En 1961, l’INCA lance le Club du Hibou Vigilant du Canada, un programme de prévention ayant pour mission de promouvoir la sécurité au travail. Des cliniques ophtalmologiques mobiles de l’INCA sont ensuite créées pendant la décennie suivante pour offrir des examens ophtalmologiques en Ontario, à Terre-Neuve et, plus tard, au Québec. Au même moment, l’INCA, emporté par une vague d’innovation technologique, commence à offrir des livres audio sur cassette dans sa bibliothèque. Pour souligner son 75e anniversaire en 1993, l’INCA lance le Technibus, qui voyage partout au Canada pour permettre aux personnes aveugles et malvoyantes d’en apprendre plus sur les dernières technologies dans le domaine.

Années récentes

En 2014, l’INCA aide à mettre sur pied le Centre d’accès équitable aux bibliothèques (CAEB), en partenariat avec des bibliothèques publiques. Le CAEB offre des livres et d’autres documents de formats variés aux Canadiens incapables de lire les imprimés (en raison d’un trouble d’apprentissage ou d’un handicap physique ou visuel).

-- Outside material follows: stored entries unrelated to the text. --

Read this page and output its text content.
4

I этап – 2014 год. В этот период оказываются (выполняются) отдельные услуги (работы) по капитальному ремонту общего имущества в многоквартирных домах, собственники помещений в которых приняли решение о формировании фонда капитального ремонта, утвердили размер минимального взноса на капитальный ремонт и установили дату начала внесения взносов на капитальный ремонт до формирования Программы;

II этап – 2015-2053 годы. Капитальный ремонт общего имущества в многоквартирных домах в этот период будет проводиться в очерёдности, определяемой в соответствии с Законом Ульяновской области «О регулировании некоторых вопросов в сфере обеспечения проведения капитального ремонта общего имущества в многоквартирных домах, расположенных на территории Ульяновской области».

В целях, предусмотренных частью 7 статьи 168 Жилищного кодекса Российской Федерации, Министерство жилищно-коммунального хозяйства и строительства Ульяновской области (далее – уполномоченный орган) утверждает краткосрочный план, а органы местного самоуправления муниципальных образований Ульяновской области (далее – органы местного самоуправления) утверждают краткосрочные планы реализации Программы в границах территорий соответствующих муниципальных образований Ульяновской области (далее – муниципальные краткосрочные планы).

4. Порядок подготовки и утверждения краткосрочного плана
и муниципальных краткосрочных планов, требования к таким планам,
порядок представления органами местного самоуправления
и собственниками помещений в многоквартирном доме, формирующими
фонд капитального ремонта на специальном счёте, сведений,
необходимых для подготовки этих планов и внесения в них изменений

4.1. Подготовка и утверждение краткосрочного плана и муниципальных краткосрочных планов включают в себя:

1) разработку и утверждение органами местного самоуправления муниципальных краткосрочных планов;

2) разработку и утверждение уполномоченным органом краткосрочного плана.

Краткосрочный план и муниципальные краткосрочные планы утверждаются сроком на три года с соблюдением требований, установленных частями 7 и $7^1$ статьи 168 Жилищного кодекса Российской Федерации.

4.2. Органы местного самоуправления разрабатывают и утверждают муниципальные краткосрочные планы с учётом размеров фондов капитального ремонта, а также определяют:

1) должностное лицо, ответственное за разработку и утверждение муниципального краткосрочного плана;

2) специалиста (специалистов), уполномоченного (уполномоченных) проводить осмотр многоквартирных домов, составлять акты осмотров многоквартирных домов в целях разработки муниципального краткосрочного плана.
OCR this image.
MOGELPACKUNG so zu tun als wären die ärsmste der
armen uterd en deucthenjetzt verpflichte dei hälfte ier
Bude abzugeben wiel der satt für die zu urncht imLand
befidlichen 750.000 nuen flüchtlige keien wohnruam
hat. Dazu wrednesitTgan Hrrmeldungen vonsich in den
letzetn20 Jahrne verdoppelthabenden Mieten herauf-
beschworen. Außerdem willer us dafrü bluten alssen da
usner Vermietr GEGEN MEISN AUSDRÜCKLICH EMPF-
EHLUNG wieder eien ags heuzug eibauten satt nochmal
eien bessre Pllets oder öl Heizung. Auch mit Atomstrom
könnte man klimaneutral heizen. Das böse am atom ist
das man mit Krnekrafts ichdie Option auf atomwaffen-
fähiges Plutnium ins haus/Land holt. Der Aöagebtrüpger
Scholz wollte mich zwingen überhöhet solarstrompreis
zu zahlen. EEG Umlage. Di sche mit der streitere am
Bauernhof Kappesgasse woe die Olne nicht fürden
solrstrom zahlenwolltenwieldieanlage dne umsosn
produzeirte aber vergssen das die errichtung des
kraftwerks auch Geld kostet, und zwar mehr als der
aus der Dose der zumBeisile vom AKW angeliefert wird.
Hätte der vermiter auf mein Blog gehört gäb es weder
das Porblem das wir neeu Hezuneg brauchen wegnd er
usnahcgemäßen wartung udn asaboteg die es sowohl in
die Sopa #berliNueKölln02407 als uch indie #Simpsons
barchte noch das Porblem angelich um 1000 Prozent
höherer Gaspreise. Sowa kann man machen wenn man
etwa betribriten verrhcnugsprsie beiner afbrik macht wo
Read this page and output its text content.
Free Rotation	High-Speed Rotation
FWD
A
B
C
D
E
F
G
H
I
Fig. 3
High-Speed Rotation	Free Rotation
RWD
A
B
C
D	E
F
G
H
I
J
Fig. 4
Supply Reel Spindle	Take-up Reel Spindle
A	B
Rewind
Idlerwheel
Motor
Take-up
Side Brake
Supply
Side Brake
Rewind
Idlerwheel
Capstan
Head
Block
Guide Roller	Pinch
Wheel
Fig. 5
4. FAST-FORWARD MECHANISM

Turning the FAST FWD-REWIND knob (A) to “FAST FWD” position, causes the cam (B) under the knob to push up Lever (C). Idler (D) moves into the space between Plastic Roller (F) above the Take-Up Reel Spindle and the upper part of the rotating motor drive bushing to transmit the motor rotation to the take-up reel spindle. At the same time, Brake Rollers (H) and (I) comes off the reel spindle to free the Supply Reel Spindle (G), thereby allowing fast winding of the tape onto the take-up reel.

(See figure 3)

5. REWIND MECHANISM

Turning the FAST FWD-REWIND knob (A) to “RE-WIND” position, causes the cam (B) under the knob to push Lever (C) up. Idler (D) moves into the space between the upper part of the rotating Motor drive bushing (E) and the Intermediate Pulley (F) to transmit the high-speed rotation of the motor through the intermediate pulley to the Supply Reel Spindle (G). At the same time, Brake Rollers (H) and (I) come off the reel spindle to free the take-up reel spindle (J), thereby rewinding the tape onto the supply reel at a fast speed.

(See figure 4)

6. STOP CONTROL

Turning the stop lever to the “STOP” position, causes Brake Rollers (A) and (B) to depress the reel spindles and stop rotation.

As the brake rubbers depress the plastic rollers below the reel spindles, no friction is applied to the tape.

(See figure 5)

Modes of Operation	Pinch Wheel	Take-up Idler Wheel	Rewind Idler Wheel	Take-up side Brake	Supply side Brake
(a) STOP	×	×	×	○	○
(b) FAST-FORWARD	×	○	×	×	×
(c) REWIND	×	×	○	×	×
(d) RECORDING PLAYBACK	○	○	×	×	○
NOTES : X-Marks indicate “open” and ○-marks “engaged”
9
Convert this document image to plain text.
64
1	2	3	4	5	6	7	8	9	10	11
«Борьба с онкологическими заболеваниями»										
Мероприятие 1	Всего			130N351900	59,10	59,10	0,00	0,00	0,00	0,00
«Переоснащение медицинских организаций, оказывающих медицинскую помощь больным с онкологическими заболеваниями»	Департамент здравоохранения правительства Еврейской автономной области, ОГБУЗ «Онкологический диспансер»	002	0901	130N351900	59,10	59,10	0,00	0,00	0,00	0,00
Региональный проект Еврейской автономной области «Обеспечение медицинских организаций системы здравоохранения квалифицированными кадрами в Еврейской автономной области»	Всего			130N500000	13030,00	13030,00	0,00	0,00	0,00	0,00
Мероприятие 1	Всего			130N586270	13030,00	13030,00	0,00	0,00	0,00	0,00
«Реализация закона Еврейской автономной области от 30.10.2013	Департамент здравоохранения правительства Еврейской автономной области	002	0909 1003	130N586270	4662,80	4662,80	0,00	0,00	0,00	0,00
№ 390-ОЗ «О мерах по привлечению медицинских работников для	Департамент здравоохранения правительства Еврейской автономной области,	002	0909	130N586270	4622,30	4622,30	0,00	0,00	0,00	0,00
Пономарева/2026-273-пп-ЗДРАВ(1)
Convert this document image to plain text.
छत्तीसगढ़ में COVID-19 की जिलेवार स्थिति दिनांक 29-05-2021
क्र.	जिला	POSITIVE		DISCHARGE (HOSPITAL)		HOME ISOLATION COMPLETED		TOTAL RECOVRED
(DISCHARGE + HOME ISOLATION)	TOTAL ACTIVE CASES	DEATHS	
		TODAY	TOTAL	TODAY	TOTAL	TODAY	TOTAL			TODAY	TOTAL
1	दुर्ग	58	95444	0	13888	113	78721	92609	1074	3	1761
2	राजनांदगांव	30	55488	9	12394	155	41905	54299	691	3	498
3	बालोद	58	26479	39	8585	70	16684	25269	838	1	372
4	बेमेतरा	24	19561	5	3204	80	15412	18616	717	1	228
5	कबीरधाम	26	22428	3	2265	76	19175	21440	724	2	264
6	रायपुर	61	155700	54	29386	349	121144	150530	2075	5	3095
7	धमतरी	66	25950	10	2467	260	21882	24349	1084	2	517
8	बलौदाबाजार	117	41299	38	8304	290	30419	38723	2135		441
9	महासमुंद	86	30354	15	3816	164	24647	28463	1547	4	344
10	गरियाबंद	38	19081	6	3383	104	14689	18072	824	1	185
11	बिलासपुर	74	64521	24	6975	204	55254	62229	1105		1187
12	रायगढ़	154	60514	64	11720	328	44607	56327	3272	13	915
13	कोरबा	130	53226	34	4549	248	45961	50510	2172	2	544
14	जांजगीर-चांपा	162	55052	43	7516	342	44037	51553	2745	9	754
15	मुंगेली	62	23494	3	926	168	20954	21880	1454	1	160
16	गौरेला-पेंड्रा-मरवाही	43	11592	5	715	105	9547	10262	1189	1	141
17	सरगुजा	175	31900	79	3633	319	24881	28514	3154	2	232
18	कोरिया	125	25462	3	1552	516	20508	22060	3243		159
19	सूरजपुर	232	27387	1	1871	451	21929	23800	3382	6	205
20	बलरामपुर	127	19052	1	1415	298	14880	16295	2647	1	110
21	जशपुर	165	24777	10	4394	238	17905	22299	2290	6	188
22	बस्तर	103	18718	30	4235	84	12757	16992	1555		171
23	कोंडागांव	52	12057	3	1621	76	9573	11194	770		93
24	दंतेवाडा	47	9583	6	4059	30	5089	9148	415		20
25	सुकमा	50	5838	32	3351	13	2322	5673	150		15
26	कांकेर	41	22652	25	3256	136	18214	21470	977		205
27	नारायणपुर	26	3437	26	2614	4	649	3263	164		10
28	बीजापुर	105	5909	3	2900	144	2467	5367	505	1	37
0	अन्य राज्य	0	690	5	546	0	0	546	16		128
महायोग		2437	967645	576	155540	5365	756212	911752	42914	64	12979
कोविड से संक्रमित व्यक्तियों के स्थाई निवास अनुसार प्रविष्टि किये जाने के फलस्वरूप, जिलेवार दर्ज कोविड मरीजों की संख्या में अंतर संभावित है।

En 2015, l’Institut se joint à des leaders en santé oculaire pour dévoiler la Charte canadienne des droits et responsabilités en matière de soins oculovisuels, qui promet une expérience plus positive pour les patients. En avril 2017, l’organisme lance le Programme de chiens-guides d’INCA, conçu pour élever et entraîner des chiens-guides destinés uniquement aux personnes atteintes de cécité. (Voir aussi Chiens au Canada.)

L’INCA aujourd’hui

L’INCA est un organisme sans but lucratif qui s’est donné comme mandat de « changer ce que cela veut dire que d’être aveugle par des programmes novateurs et des initiatives de défense des droits dynamiques afin de permettre aux Canadiens touchés par la cécité de vivre leur vie comme ils l’entendent ». Un réseau national de bénévoles, de donateurs et de partenaires appuie les programmes et les services de l’organisme.